A feat of accentuated sound design, as hands run down staircases and across bodies, and arresting cinematography, luxuriating in the beauty of Italy and those that occupy it, Call Me By Your Name has the effect of being transported to this specific time and place of 1980s northern Italy. Luca Guadagnino’s disarmingly nice and intoxicatingly sexy queer romance is a film of overwhelming empathy and playfulness as loneliness turns into gratification and desires are slowly manifested into reality.

5. Nocturama (Bertand Bonello)


It’s been well over a year since I’ve seen Bertrand Bonello’s latest film, and I can still remember every frame. His terrorist drama, depicting the revolting thrill of the act and the shallowness of youth with a methodical precision, is a masterclass in direction. Every camera movement, cut, and musical choice is perfectly calibrated to inch towards the throat-tightening tension of the nightmare our protagonists place themselves in. As our sympathies are toyed with, Bonello’s bifurcated narrative is a brilliant deconstruction of revolution.

4. Dawson City: Frozen Time (Bill Morrison)


The greatest documentary of 2017 will surely stand the test time, partly due to how much it invests in exploring the unwieldy power of time itself. Bill Morrison’s Dawson City: Frozen Time begins its story on an event in the 1970s in which over 500 thought-to-be-lost nitrate film prints from many decades prior were discovered. Using these rare films and other archival materials, he tells a formally-fascinating tale of a lost era and delivers a call-to-action for current film preservation. In this regard, it’s also the most important film of 2017: a rallying cry to look back through cinematic history to not only protect it, but to discover its boundless treasures.
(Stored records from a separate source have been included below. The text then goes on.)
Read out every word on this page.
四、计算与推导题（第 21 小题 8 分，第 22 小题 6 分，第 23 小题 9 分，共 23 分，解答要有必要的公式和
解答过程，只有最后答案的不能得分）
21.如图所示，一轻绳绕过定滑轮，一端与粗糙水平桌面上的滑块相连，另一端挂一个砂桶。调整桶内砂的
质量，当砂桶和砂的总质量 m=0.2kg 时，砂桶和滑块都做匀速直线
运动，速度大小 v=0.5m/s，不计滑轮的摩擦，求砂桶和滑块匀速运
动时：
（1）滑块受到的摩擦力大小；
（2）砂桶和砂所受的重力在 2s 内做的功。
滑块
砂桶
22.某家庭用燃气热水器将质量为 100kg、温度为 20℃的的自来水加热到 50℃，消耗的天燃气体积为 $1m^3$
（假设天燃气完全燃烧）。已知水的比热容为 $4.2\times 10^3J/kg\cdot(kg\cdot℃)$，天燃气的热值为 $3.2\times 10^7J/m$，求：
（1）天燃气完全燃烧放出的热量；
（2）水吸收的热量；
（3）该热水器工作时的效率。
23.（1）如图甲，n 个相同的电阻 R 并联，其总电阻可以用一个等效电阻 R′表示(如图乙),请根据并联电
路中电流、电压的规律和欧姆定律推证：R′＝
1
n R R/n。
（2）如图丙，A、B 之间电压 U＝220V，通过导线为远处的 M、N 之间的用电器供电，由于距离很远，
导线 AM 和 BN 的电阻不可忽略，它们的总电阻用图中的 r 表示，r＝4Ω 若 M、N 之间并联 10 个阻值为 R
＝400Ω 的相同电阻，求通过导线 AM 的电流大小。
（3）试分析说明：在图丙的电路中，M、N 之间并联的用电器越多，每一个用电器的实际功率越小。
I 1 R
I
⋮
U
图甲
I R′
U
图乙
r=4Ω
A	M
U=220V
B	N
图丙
3. Phantom Thread (Paul Thomas Anderson)


If Phantom Thread is truly Daniel Day-Lewis’ final role, as the actor has stated, one might imagine a physical and mental strain rupturing across the screen the likes of which we haven’t seen since Daniel Plainview. That Reynolds Woodcock exudes anything but those qualities is one of the many surprises Paul Thomas Anderson has in store with his sumptuous period drama. Although there’s an egomaniacal vein that runs through that character, an elite fashion designer, there’s also a sly tenderness and comedic warmth that gives startling life to this shape-shifting relationship drama. Deeply engrossing and playful as it seamlessly weaves between romantic, unsettling, funny, and back again, Phantom Thread is defined by the women in Reynolds’ life (played by the astounding Vicky Krieps and Lesley Manville), and it’s a joy to see their three-way psychological game unfold.

2. Song to Song (Terrence Malick)


A clear divide in his approach to filmmaking before and after The Tree of Life, also causing a rupture in the admiration of his films, if you’d read my previous year-end top tens, then the inclusion of Terrence Malick’s latest should be no surprise. What personally astonished me, however, was just how ravishingly fractured, open-hearted, and piercingly moving the experience was. As innocence gets eroded and redemption is sought, this is the most sonically impressive and emotionally honest a late period Malick film has been. I also encourage one to read Josh Hamm’s theological reading of the film–the best analysis I’ve seen–in which he explores how “philosophy is distilled into emotion.”

1. A Ghost Story (David Lowery)


The psychological weight of our certain death and the fact that life will go on long after we are departed is difficult to convey visually, but A Ghost Story is one of the most poignant films to ever grapple with this issue. It’s a singular feat of enthralling storytelling that I would say is going to leave a lasting impression centuries after everyone involved has passed away, but as Will Oldham (aka Bonnie “Prince” Billy) ponders in David Lowery’s micro-masterpiece, humanity will eventually perish. It’s not a comforting thought, to say the least, but A Ghost Story leaves enough room for the viewer to find peace in the reflection.